"He was of Sardinian origins and had worked at the National Gallery. A polite person. Perhaps the only people he had bonded with were a group of hunters, with whom he shared the same passion."

A neighbor thus describes, in a testimony reported by La Nazione, Enrico Scoccia, the 69-year-old who allegedly shot his wife Maristella Paffarini, 66, and his daughter Elisa, 39, and then turned the gun on himself, in a farmhouse in Fratticiola Selvatica, on the outskirts of Perugia.

As for the crime, the witness continues, «I heard 3-5 shots. But I didn't get too suspicious because, as is well known, in the Umbrian countryside someone often shoots wild animals».

According to the agencies, which cite investigative sources, the murder-suicide hypothesis is the prevailing one and the involvement of other people is excluded.

Among the elements that support this reconstruction are the fact that the rifle was found near the man's body and the location of the fatal injuries.

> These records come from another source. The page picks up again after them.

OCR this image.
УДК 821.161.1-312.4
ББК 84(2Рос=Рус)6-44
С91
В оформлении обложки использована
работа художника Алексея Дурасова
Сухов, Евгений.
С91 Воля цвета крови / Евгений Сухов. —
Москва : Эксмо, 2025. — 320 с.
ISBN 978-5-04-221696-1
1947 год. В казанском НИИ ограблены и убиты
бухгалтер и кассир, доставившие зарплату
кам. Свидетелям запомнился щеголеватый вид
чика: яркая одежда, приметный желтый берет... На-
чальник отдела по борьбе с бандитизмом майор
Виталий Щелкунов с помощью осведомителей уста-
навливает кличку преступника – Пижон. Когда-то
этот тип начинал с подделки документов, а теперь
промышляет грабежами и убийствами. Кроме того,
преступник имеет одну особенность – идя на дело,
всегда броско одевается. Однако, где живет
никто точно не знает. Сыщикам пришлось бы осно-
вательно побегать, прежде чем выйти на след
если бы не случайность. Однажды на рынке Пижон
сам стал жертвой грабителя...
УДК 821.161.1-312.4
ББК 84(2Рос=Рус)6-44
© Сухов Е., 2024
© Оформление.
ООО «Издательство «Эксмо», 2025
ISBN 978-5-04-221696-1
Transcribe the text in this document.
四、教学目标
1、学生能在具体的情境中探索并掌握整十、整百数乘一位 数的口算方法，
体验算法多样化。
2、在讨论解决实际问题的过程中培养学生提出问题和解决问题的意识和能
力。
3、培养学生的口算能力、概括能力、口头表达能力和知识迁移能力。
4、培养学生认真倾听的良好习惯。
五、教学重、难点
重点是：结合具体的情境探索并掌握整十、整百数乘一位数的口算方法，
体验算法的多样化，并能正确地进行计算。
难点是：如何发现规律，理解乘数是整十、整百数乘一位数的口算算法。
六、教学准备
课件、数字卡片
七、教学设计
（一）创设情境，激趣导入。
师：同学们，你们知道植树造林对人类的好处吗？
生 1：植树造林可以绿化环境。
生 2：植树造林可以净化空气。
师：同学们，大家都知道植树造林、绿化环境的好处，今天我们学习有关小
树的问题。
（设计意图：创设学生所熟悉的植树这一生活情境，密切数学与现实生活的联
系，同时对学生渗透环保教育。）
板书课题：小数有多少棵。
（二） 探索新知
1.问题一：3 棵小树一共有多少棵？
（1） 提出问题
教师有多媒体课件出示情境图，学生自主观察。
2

As for the motive, no conflicts emerged within the family nucleus. The daughter had joined her parents a few days earlier and when they were killed the two women were in the garden.

The man - this is the hypothesis being examined by the Perugia Prosecutor's Office - would have suddenly shot as if he had lost his mind. It is worth considering the weight that some psychological difficulties he would have suffered from may have had.